Nous avons besoin d’un « plan Marshall » sur les compétences numériques pour former les habitants et accompagner ces transitions dans les territoires, explique Francky Trichet, adjoint au maire et conseiller métropolitain de Nantes métropole.

"La smart city n’est pas réservée aux métropoles", a précisé Jeanne Carrez-Debock, responsable du programme smart city à la Banque des territoires, qui en a profité pour brosser un bilan de l'usage par les collectivités de l'outil numérique. Durant ces six dernières années, elle a identifié plusieurs difficultés concernant la transformation numérique dans les collectivités : un manque de compétences en interne, des problèmes de gouvernance (interne/externe) et l'appropriation du sujet de la data qui "reste un sujet ultra-complexe".

Les questions de la data, de l’innovation au service de la transition écologique et de la place du citoyen dans les civic techs sont les défis du prochain mandat, selon Jeanne Carrez-Debock, responsable du programme smart city à la Banque des territoires.

Enfin John Billard, Maire de Le Favril (28) et vice-président de l’AMRF, a rappelé l'importance du maire face à la dématérialisation accélérée des services publics, et Jacques Oberti, président du SICOVAL et maire d’Ayguesvive, a souligné que le numérique est un formidable levier économique, citant la création de 17 000 emplois sur son territoire et 9% de croissance grâce au numérique pendant le mandat 2014-2020. Mais le paiement dématérialisé de l’impôt, il y a deux ans, a causé des problèmes d’incompréhension, nécessitant de prendre à bras le corps la question de l’inclusion numérique.

Invité à réagir à la fin de cette conférence d'ouverture, Cédric O a rappelé que le numérique est une opportunité pour la puissance publique, soulignant le rôle moteur des startups dans la création d'emplois dans les territoires.

Aujourd'hui, 1 emploi sur 5 en France est crée par des startups.

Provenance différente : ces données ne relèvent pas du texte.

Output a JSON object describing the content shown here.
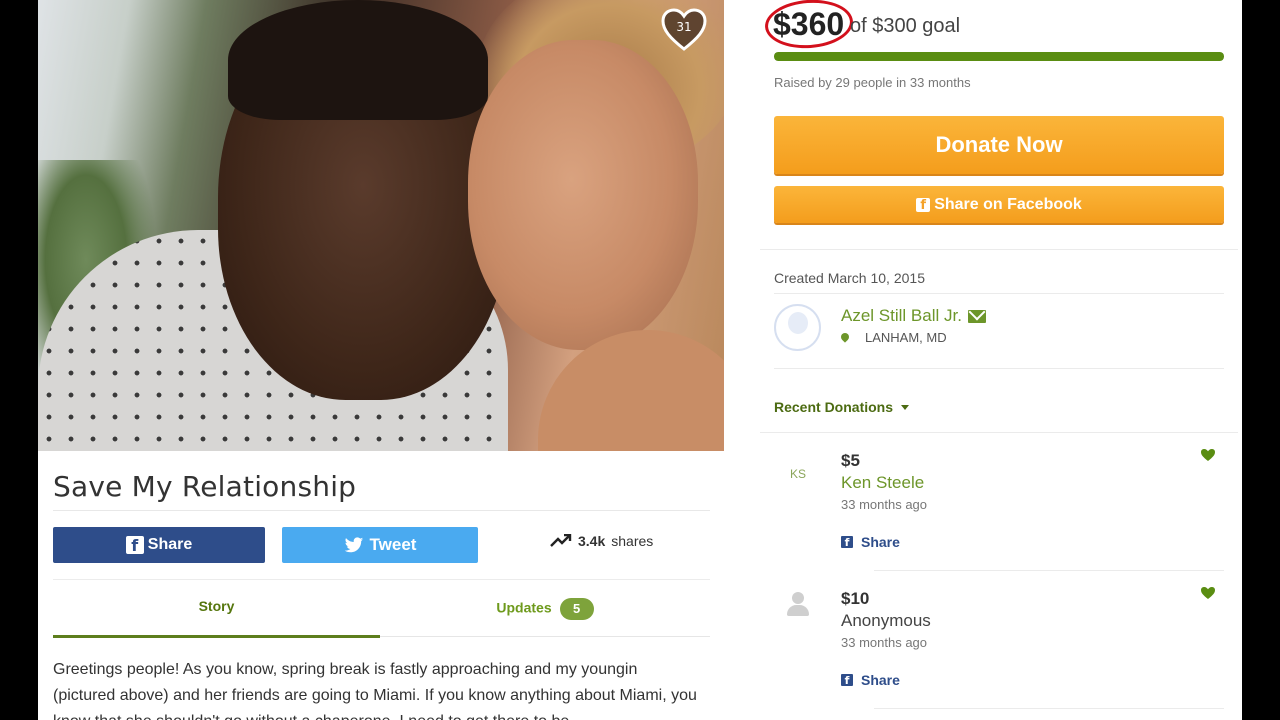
{
  "hero": {
    "heart_count": "31"
  },
  "campaign": {
    "title": "Save My Relationship",
    "story": "Greetings people! As you know, spring break is fastly approaching and my youngin (pictured above) and  her friends are going to Miami. If you know anything about Miami, you know that she shouldn't go without a chaperone. I need to get there to be"
  },
  "social": {
    "share_label": "Share",
    "tweet_label": "Tweet",
    "shares_count": "3.4k",
    "shares_label": "shares"
  },
  "tabs": {
    "story_label": "Story",
    "updates_label": "Updates",
    "updates_count": "5"
  },
  "funding": {
    "amount": "$360",
    "goal_text": "of $300 goal",
    "progress_fraction": 1.0,
    "raised_text": "Raised by 29 people in 33 months"
  },
  "actions": {
    "donate_label": "Donate Now",
    "fb_share_label": "Share on Facebook"
  },
  "organizer": {
    "created_text": "Created March 10, 2015",
    "name": "Azel Still Ball Jr.",
    "location": "LANHAM, MD"
  },
  "recent_donations": {
    "heading": "Recent Donations",
    "items": [
      {
        "initials": "KS",
        "amount": "$5",
        "name": "Ken Steele",
        "time": "33 months ago",
        "share_label": "Share"
      },
      {
        "initials": "",
        "amount": "$10",
        "name": "Anonymous",
        "time": "33 months ago",
        "share_label": "Share"
      }
    ]
  },
  "colors": {
    "accent_green": "#5a8d12",
    "donate_orange": "#f49d1c",
    "facebook_blue": "#2e4d8a",
    "twitter_blue": "#4aaaf0",
    "highlight_red": "#d3101c"
  }
}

Dans notre classement « French Tech 120 », un tiers d’entre elles ne sont pas à Paris (Saint Etienne, Lyon…). Les startups tirent l’attractivité des territoires, a rappelé Cédric O, à l'occasion du Forum des Interconnectés.

Cédric O Forum des interconnectés 2020
Cédric O est intervenu à la conférence d'ouverture du Forum des Interconnectés le mercredi 12 février 2020.
©J. Nessi

Mais, à l’autre bout de la chaîne, il y a la question de la fracture numérique. La numérisation à marche forcée a crée de nouvelles inégalités. Le phénomène conjoint de la numérisation du service public et des retraits physiques des guichets ont amplifié ce sentiment, selon le Secrétaire d'Etat. "Les Français doivent être outillés pour maîtriser ce monde numérique", a insisté Cédric 0. Les enjeux du financement et de la gouvernance font partie des priorités aujourd'hui, la Conférence des financeurs répond à cette problématique, a-t-il conclu son intervention.